Federal judge blocks HHS layoffs, says likely unlawful

“The executive branch does not have the authority to order, organize, or implement wholesale changes to the structure and function of the agencies created by Congress,” U.S. District Judge Melissa DuBose wrote.

Published: July 1, 2025 4:31pm

A federal judge on Tuesday blocked mass layoffs at the Department of Health and Human Services, ruling that they are likely unlawful.

U.S. District Judge Melissa DuBose, in Rhode Island and a Biden appointee, granted the preliminary injunction that 19 Democratic-led states and the District of Columbia requested in a lawsuit in early May, according to the Associated Press.

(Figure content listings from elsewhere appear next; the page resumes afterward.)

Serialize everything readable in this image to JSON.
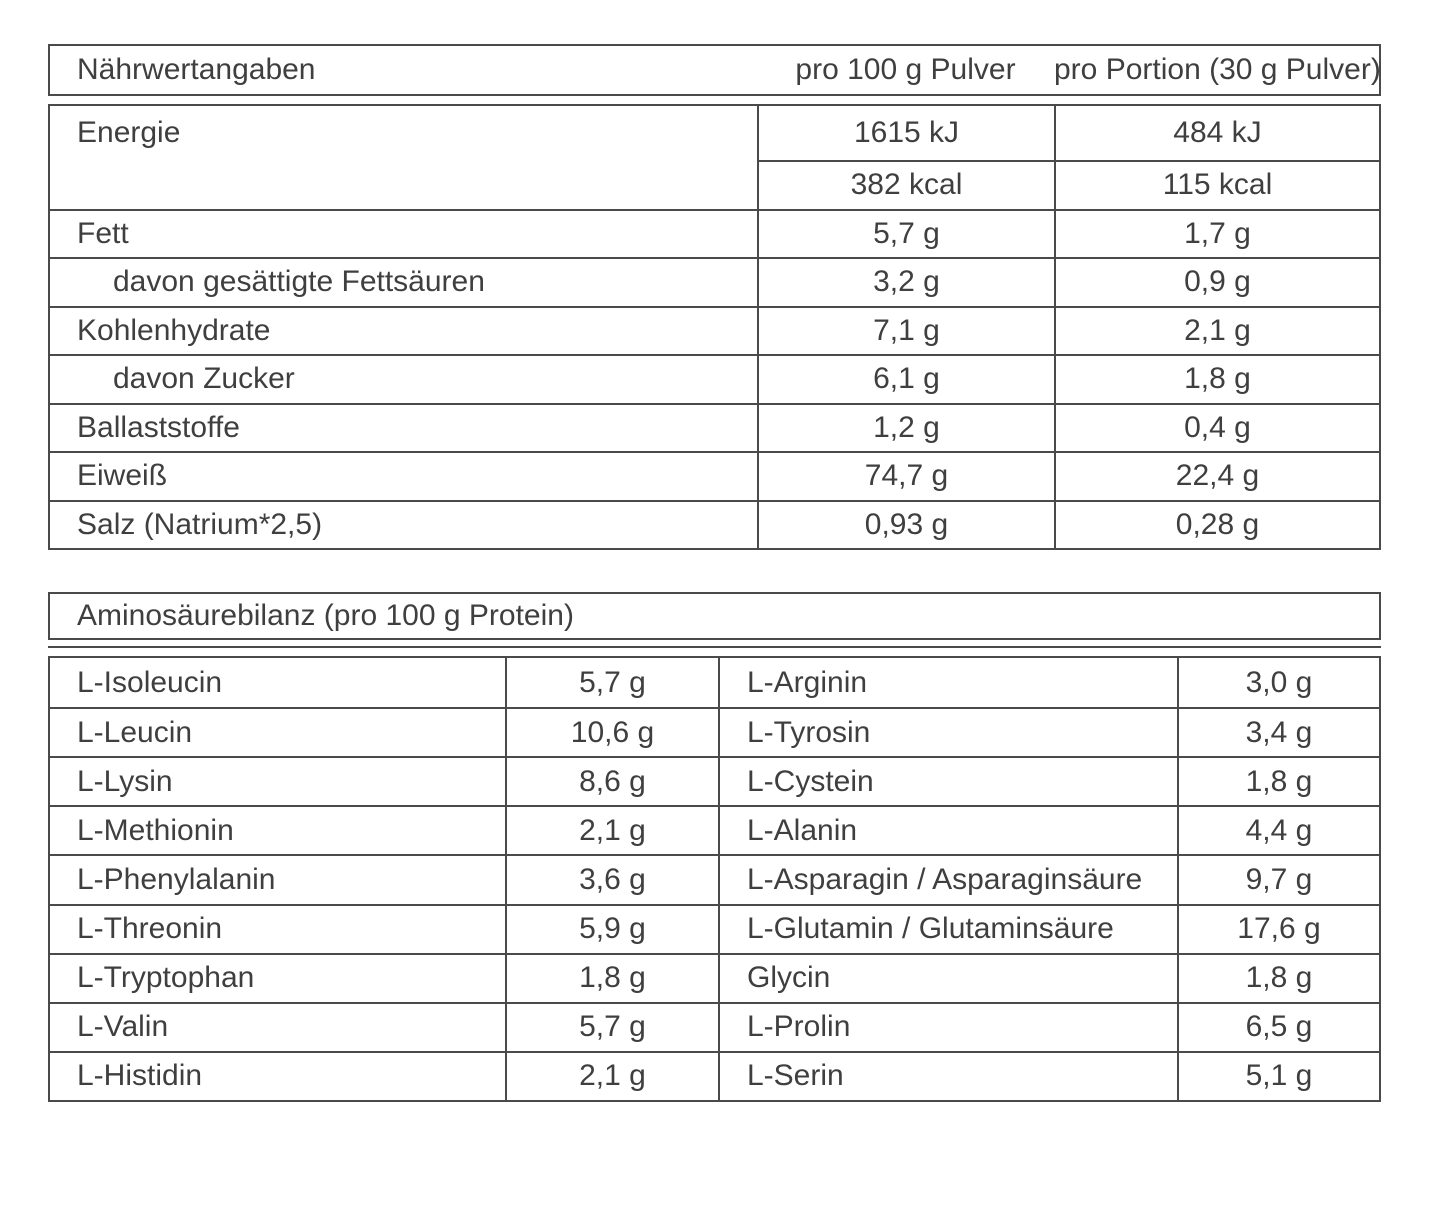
{
  "colors": {
    "text": "#3f3f3f",
    "border": "#4a4a4a",
    "background": "#ffffff"
  },
  "nutrition_table": {
    "title": "Nährwertangaben",
    "col1_header": "pro 100 g Pulver",
    "col2_header": "pro Portion (30 g Pulver)",
    "energy": {
      "label": "Energie",
      "rows": [
        {
          "per100": "1615 kJ",
          "portion": "484 kJ"
        },
        {
          "per100": "382 kcal",
          "portion": "115 kcal"
        }
      ]
    },
    "rows": [
      {
        "label": "Fett",
        "per100": "5,7 g",
        "portion": "1,7 g",
        "indent": false
      },
      {
        "label": "davon gesättigte Fettsäuren",
        "per100": "3,2 g",
        "portion": "0,9 g",
        "indent": true
      },
      {
        "label": "Kohlenhydrate",
        "per100": "7,1 g",
        "portion": "2,1 g",
        "indent": false
      },
      {
        "label": "davon Zucker",
        "per100": "6,1 g",
        "portion": "1,8 g",
        "indent": true
      },
      {
        "label": "Ballaststoffe",
        "per100": "1,2 g",
        "portion": "0,4 g",
        "indent": false
      },
      {
        "label": "Eiweiß",
        "per100": "74,7 g",
        "portion": "22,4 g",
        "indent": false
      },
      {
        "label": "Salz (Natrium*2,5)",
        "per100": "0,93 g",
        "portion": "0,28 g",
        "indent": false
      }
    ]
  },
  "amino_table": {
    "title": "Aminosäurebilanz (pro 100 g Protein)",
    "rows": [
      {
        "left_label": "L-Isoleucin",
        "left_value": "5,7 g",
        "right_label": "L-Arginin",
        "right_value": "3,0 g"
      },
      {
        "left_label": "L-Leucin",
        "left_value": "10,6 g",
        "right_label": "L-Tyrosin",
        "right_value": "3,4 g"
      },
      {
        "left_label": "L-Lysin",
        "left_value": "8,6 g",
        "right_label": "L-Cystein",
        "right_value": "1,8 g"
      },
      {
        "left_label": "L-Methionin",
        "left_value": "2,1 g",
        "right_label": "L-Alanin",
        "right_value": "4,4 g"
      },
      {
        "left_label": "L-Phenylalanin",
        "left_value": "3,6 g",
        "right_label": "L-Asparagin / Asparaginsäure",
        "right_value": "9,7 g"
      },
      {
        "left_label": "L-Threonin",
        "left_value": "5,9 g",
        "right_label": "L-Glutamin / Glutaminsäure",
        "right_value": "17,6 g"
      },
      {
        "left_label": "L-Tryptophan",
        "left_value": "1,8 g",
        "right_label": "Glycin",
        "right_value": "1,8 g"
      },
      {
        "left_label": "L-Valin",
        "left_value": "5,7 g",
        "right_label": "L-Prolin",
        "right_value": "6,5 g"
      },
      {
        "left_label": "L-Histidin",
        "left_value": "2,1 g",
        "right_label": "L-Serin",
        "right_value": "5,1 g"
      }
    ]
  }
}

DuBose wrote in her ruling that the states had shown “irreparable harm” from the layoffs and were likely to prevail in their claims that “HHS’s action was both arbitrary and capricious as well as contrary to law.”

“The executive branch does not have the authority to order, organize, or implement wholesale changes to the structure and function of the agencies created by Congress,” DuBose wrote in a 58-page order.

The judge's order blocks the Trump administration from finalizing layoffs that it had announced in March or firing any more employees. HHS must also file a status report by July 11.

DuBose's ruling applies to employees who were terminated in four different divisions of HHS: the Centers for Disease Control and Prevention; the Center for Tobacco Products within the Food and Drug Administration; the Office of Head Start within the Administration for Children and Families and regional office employees who work on Head Start matters; and the Office of the Assistant Secretary for Planning and Evaluation.

Health Secretary Robert F. Kennedy, Jr., had cut more than 10,000 employees in late March and consolidated 28 agencies into 15 as part of the federal “Make America Healthy Again” directive to streamline costly agencies and reduce redundancies. 

However, some key teams were eliminated in the restructuring, and Kennedy has said that 20% of people fired might be reinstated. The CDC has rehired some employees.

The attorneys general in the lawsuit argued that the restructuring was arbitrary and beyond HHS' authority, resulting in the decimation of essential programs and pushing burdensome costs onto states.

“The intended effect … was the wholesale elimination of many HHS programs that are critical to public health and safety,” the lawsuit reads.